Selon une étude d'attribution du réseau international World Weather Attribution, le changement climatique a augmenté d'environ 60% la probabilité qu'un épisode de gel tardif.
Un certain nombre de jours de froid nécessaires
Toutes les espèces ne se mettent pas à fleurir trop tôt. Paradoxalement, des températures printanières précoces peuvent conduire certaines à le faire trop tard. En effet, la douceur peut retarder la satisfaction des besoins en froid, et donc la sortie de dormance.
"Le froid, pour l'immense majorité des plantes qu'on cultive en France, il est nécessaire", expliquait ainsi l'horticulteur Marc-Henri Doyon à BFMTV.com.
Il citait notamment les plantes fruitières, qui ont besoin d'un temps hivernal pour que leurs bourgeons s'ouvrent au printemps: "par exemple, un pommier a besoin d'au moins 1.500 heures de froid (à moins de 7°C) pour que ses bourgeons s'ouvrent".
"Au printemps, quand les conditions sont favorables à leur croissance, elles sortent de cet état avec un signal: la quantité de froid reçue pendant l'hiver. Mais quand il n'y a pas de froid, il n'y a pas ce signal et cela engendre des désordres dans l'état des plantes", ajoutait l'écologue. Ces perturbations peuvent prendre la forme de floraisons partielles ou précoces, ou de malformations des fleurs, qui donnent à terme moins de fruits.
En outre, le froid permet aussi de "baisser la pression de ravageurs, en faisant mourir les pucerons. Sinon, dès le début du printemps, la population de ravageurs est énorme", explique Marc-Henri Doyon.
Un risque de désynchronisation des espèces
La douceur hivernale et le raccourcissement global de l'hiver en raison du changement climatique entraînent également une désynchronisation entre les espèces, de la flore mais également de la faune. En effet, elles n'évoluent pas toute de la même manière et réagissent différemment aux effets du dérèglement climatique.
Par conséquent, se crée un décalage entre des espèces interdépendantes comme les plantes et leurs pollinisateurs, ou des oiseaux insectivores et leurs proies au moment où leur progéniture doit être en pleine croissance. De telles désynchronisations sont déjà observées, par exemple, entre les orchidées et les abeilles, ou encore entre les bébés mésanges et leur nourriture cruciale: les chenilles.
"Cela peut conduire les espèces à s'effondrer si elles ne parviennent pas à s'adapter assez rapidement", met en garde le professeur Ulf Buntgen, de l'université de Cambridge dans des propos relayés par The Guardian.
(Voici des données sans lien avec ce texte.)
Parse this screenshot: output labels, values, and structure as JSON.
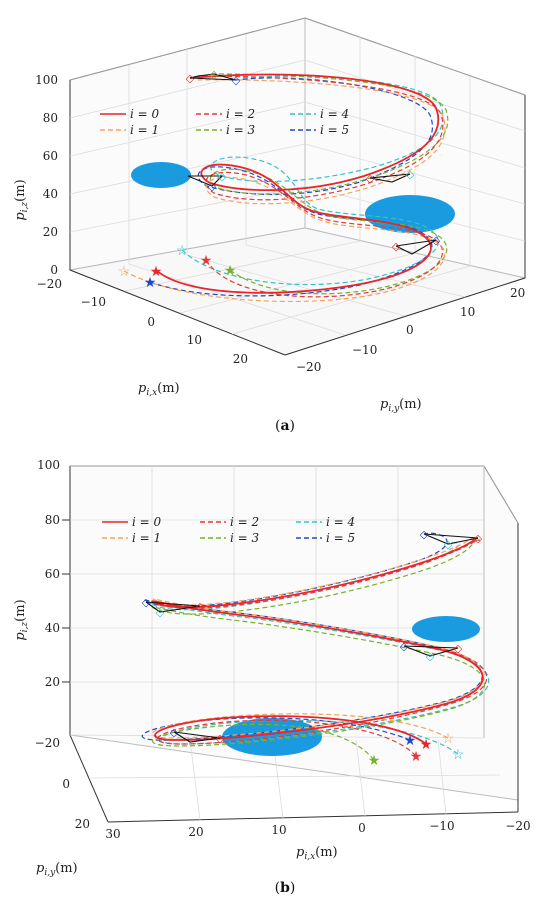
{
  "chart_data": [
    {
      "type": "line",
      "subplot_label": "a",
      "xlabel": "p_{i,x}(m)",
      "ylabel": "p_{i,y}(m)",
      "zlabel": "p_{i,z}(m)",
      "x_ticks": [
        "−20",
        "−10",
        "0",
        "10",
        "20"
      ],
      "y_ticks": [
        "−20",
        "−10",
        "0",
        "10",
        "20"
      ],
      "z_ticks": [
        "0",
        "20",
        "40",
        "60",
        "80",
        "100"
      ],
      "legend": [
        "i = 0",
        "i = 1",
        "i = 2",
        "i = 3",
        "i = 4",
        "i = 5"
      ],
      "legend_placement": "upper-left inside",
      "grid": true
    },
    {
      "type": "line",
      "subplot_label": "b",
      "xlabel": "p_{i,x}(m)",
      "ylabel": "p_{i,y}(m)",
      "zlabel": "p_{i,z}(m)",
      "x_ticks": [
        "30",
        "20",
        "10",
        "0",
        "−10",
        "−20"
      ],
      "y_ticks": [
        "−20",
        "0",
        "20"
      ],
      "z_ticks": [
        "20",
        "40",
        "60",
        "80",
        "100"
      ],
      "legend": [
        "i = 0",
        "i = 1",
        "i = 2",
        "i = 3",
        "i = 4",
        "i = 5"
      ],
      "legend_placement": "upper-left inside",
      "grid": true
    }
  ],
  "series_styles": [
    {
      "color": "#e8262b",
      "dash": "solid"
    },
    {
      "color": "#f5a35c",
      "dash": "dashed"
    },
    {
      "color": "#e23b3b",
      "dash": "dashed"
    },
    {
      "color": "#78b12c",
      "dash": "dashed"
    },
    {
      "color": "#2fc4c6",
      "dash": "dashed"
    },
    {
      "color": "#1f49c8",
      "dash": "dashed"
    }
  ],
  "obstacle_color": "#1a9be0",
  "captions": {
    "a": "(a)",
    "b": "(b)"
  },
  "axis_text": {
    "xlabel_main": "p",
    "xlabel_sub": "i,x",
    "xlabel_unit": "(m)",
    "ylabel_main": "p",
    "ylabel_sub": "i,y",
    "ylabel_unit": "(m)",
    "zlabel_main": "p",
    "zlabel_sub": "i,z",
    "zlabel_unit": "(m)"
  }
}
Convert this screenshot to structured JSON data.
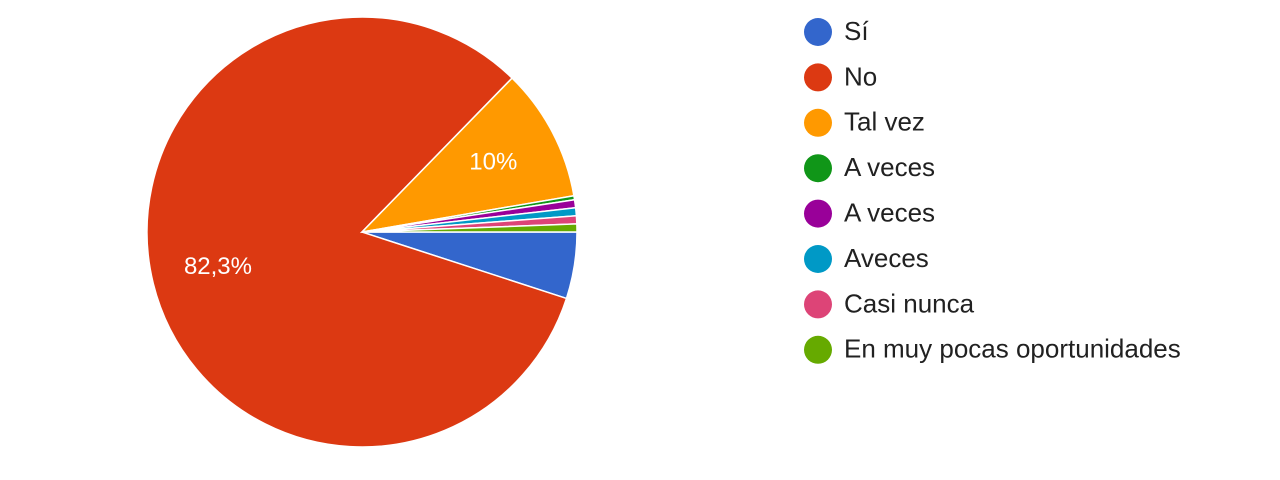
{
  "chart_data": {
    "type": "pie",
    "categories": [
      "Sí",
      "No",
      "Tal vez",
      "A veces",
      "A veces",
      "Aveces",
      "Casi nunca",
      "En muy pocas oportunidades"
    ],
    "values": [
      5,
      82.3,
      10,
      0.3,
      0.6,
      0.6,
      0.6,
      0.6
    ],
    "value_labels": [
      null,
      "82,3%",
      "10%",
      null,
      null,
      null,
      null,
      null
    ],
    "colors": [
      "#3366cc",
      "#dc3912",
      "#ff9900",
      "#109618",
      "#990099",
      "#0099c6",
      "#dd4477",
      "#66aa00"
    ],
    "legend": "right"
  }
}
À l'inverse, on observe "de nouvelles synchronies entre hôtes et parasites ou maladies, avec des impacts sensibles sur la production agricole et forestière", indiquait la Fondation pour la recherche sur la biodiversité en 2023.
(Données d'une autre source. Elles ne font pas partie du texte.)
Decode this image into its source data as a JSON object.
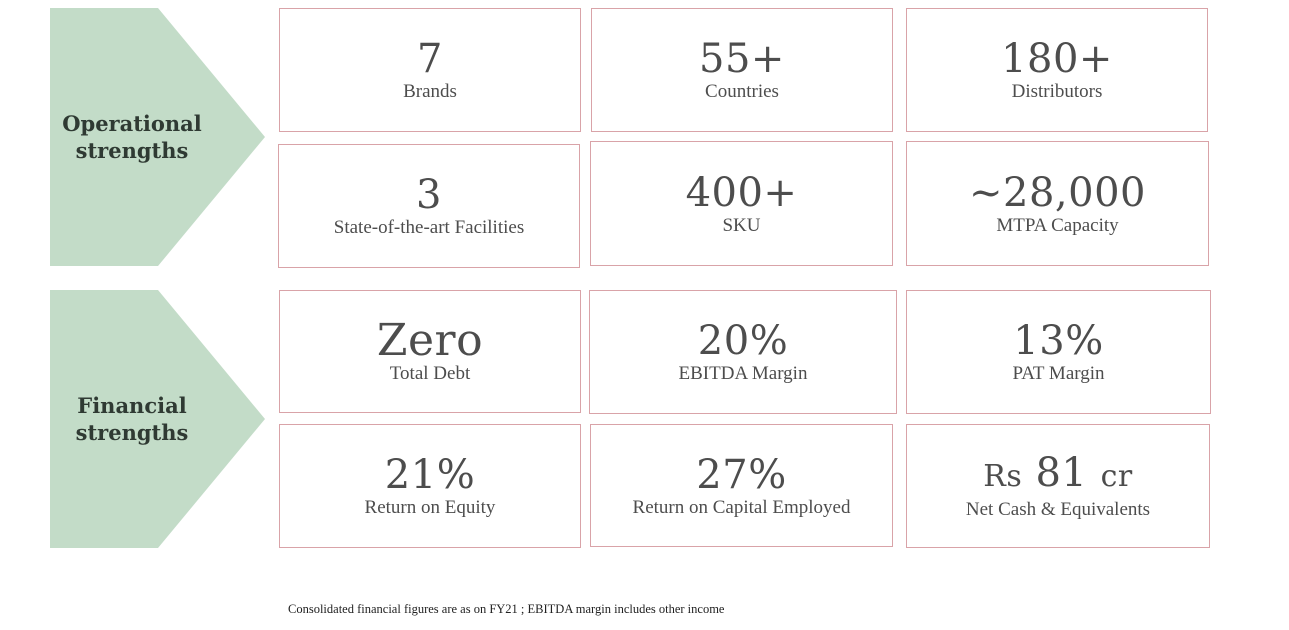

Tout cela peut également induire un décalage des dates de récoltes et bouleverser le travail de milliers d'agriculteurs.
Des hivers plus doux et plus courts
Dans le présent cas de températures très élevées pour une fin février, la problématique est de savoir si et combien de temps va durer la douceur. Si elle dure, les végétaux vont continuer à se développer et ils seront d'autant plus sensibles au gel en mars et en avril.
À l'inverse, si le froid revient et que l'on retrouve des températures de saison, la croissance et le développement de ces végétaux va s'arrêter, ou du moins ralentir, rendant les plantes plus résistantes.
Selon les prévisions de Météo-France, le pic de douceur de cet épisode intervient ce vendredi et les températures devraient baisser la semaine prochaine. Toutefois, cette baisse sera légère et le mercure sera toujours très doux pour la saison.
En raison du dérèglement climatique, les hivers sont de plus en plus doux et de plus en plus courts. Une étude publiée en 2022 a montré que les plantes fleurissent un mois plus tôt en moyenne au Royaume-Uni. Les chercheurs ont examiné 420.000 dates de première floraison enregistrées pour plus de 400 espèces, depuis le 18e siècle.
Un phénomène qui pourrait avoir un effet dramatique "sur le fonctionnement et la productivité" de la nature et de l'agriculture.